Today’s organizations carry a desire to promote the concepts of high performance teams. Yet, few managers are willing to put in the work to make this happen. According to Merriam-Webster Online, mediocre is defined as ‘of moderate or low quality, value, ability, or performance.’ The concept of mediocre is synonymous with being average or ordinary. What individual worth his salt wants to be called mediocre?
Employers know how to deal with troublemakers in the organization or poor performers. However, how does an organization get rid of a person who is average? Who is willing only to do enough to keep his or her job? Perhaps, mediocre performance is generated by the lack of trust among workers. In 2010, a Right Management study of over 4,000 employees in the U.S. showed a problem with employee trust in in their organization.
Over 57% occasionally trusted their managers to make the right decisions. In fact, three quarters of all employees surveys had a low trust factor toward their managers. Why should they trust their supervisors?
Today’s American workers are one of the most effective workforces across the global when the gauge is high productivity. These workers are often greeted with deflating wages and threats of outsourcing of their jobs or company layoffs. Lee Ozley, management advisor, has been watching mediocre performance over the years as a consultant for businesses. He has been amazed at how senior managers allow mediocre performance to continue in their organizations: “When I then get to know some of the ‘mediocre’ performers, it is not too difficult to determine what they believe to be the perception of the boss regarding their performance.”

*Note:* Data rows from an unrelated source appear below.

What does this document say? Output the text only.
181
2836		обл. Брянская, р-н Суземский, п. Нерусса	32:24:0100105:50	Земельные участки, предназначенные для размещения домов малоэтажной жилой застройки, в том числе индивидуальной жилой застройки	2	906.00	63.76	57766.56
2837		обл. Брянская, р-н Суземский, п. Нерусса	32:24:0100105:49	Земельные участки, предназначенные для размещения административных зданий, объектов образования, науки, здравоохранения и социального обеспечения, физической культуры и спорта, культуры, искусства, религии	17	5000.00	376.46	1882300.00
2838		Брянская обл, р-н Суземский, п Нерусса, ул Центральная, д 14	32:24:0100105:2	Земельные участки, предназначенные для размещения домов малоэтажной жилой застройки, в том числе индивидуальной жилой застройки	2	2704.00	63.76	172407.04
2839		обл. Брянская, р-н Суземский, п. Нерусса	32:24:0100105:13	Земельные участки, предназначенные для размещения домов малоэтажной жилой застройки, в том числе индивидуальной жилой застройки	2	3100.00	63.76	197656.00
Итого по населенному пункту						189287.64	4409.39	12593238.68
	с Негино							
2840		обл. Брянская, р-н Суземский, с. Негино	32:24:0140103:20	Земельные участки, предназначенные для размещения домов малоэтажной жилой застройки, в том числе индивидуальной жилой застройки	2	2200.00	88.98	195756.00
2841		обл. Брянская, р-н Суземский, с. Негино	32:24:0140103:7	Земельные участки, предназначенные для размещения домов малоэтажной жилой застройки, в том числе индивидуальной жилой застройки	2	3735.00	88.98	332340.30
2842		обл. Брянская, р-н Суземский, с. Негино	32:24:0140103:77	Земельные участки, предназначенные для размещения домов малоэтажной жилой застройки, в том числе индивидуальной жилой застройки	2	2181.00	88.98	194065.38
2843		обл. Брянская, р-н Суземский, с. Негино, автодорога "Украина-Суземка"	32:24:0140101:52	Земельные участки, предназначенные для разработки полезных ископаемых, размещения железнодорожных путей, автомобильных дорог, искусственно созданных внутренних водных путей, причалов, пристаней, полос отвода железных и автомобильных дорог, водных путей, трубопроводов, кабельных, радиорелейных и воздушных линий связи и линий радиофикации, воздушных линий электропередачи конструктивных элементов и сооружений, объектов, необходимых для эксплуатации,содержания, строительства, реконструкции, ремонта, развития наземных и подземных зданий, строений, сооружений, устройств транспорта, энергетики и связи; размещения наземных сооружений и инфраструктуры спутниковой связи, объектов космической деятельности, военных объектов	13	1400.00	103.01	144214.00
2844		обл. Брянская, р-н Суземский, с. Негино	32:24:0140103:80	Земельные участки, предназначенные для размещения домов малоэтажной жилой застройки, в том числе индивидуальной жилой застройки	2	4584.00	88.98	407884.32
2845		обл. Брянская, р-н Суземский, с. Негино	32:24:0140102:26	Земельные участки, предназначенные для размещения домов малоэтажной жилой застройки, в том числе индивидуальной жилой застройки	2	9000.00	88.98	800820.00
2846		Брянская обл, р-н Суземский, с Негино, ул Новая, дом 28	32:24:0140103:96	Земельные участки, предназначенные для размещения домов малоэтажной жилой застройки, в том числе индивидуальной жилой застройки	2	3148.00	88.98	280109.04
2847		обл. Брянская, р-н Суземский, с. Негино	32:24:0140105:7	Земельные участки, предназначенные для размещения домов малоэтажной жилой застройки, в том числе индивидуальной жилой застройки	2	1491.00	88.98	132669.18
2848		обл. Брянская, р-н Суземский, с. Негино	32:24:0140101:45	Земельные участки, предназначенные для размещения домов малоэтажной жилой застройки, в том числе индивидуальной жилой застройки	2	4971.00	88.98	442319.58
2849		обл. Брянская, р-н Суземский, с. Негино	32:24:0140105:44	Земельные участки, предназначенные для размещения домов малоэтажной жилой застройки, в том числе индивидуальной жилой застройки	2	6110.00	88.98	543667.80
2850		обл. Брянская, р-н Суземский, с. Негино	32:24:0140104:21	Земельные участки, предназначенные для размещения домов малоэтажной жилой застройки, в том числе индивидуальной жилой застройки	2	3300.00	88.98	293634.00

Why don’t bosses care enough about their colleagues to ‘tell it like it is?’ Even organizations with fairly sophisticated performance appraisal systems seem to have the same problem – people simply don’t know where they stand. How can an employee be expected to continuously improve if their boss won’t level with them?” Therefore, setting expectations and having a method to ensure compliance is critical.
Richard Daft, author of Management, argues the importance of management involvement in creating higher performance: “All managers have to pay attention to costs, but severe cost cutting to improve efficiency can sometimes hurt organizational effectiveness. The ultimate responsibility of managers is to achieve high performance….”
However, some organizations fail to understand that people are not like other resources. People can think and make different choices. Companies attempted to put their evaluations of their performance on autopilot with little regard of the individual employees.
Yet, Gareth Jones and Jennifer George, authors of Contemporary Management, argue that any performance appraisal should include meaningful feedback to employees: “For the appraisal and feedback component of a human resource management system to encourage and motivate high performance, managers must provide their subordinates with feedback.” However, employees are not fool with concerns by managers. Organizations need to build an engaging corporate culture that stimulates outstanding achievement instead of cynical employees who have mediocre performance.
Discuss the concept of mediocre employee performance in organizations.